= Stella Blagoeva =

1987 stamp depicting Stella Blagoeva

Stella Dimitrova Blagoeva (Стела Димитрова Благоева; 1887–1954) was a Bulgarian Communist revolutionary and diplomat, the most prominent woman politician in the early People's Republic of Bulgaria.

==Life==
Stella Blagoeva was the daughter of revolutionary Dimitur Blagoev and novelist Vela Blagoeva. She studied music in Prague and then philology and history at the University of Sofia. She then began teaching in a high school. She joined the Tesniak (Socialist) Party, led by her father. After 1919, she joined the Communist Party of Bulgaria.

After the failed 1923 insurrection, her parents died and she lost her teaching job. Released from jail in 1926, she travelled to the Soviet Union, rising in the Comintern to become director of the cadre section of the Latin-language countries. On the Comintern's 1943 dissolution, she was appointed to the foreign bureau of the Bulgarian Communist Party, and the presidium of the Slavic anti-fascist Committee. By the end of World War II she was President of the Pan-Slav Committee.

After World War II she returned to Bulgaria, where she became prominent in the Bulgarian Communist Party.
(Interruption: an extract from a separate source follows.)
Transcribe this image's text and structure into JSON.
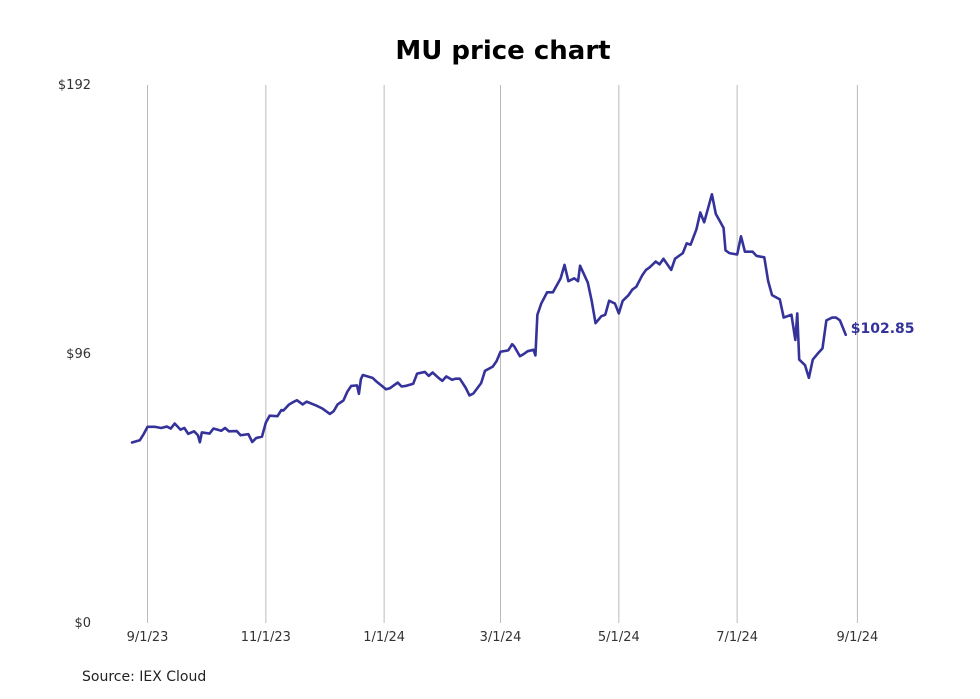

From 1946 to 1949 she was vice-president of the Bulgarian Slavic Committee. In 1949 she was appointed Bulgaria's ambassador to the Soviet Union. In 1950 she became a full member of the party's central committee.

Blagoeva died in Moscow on February 16, 1954.

The centenary of Blagoeva's birth was celebrated in a 1987 Bulgarian postage stamp.

==Works==
- Dimitrov: a biography. London: Martin Lawrence, 1934.
- Georgi Dimitrov : a biographical sketch. Translated by Marjorie Pojarlieva; edited by Vessa Zheliazkova. Sofia: Foreign Languages Press, 1961.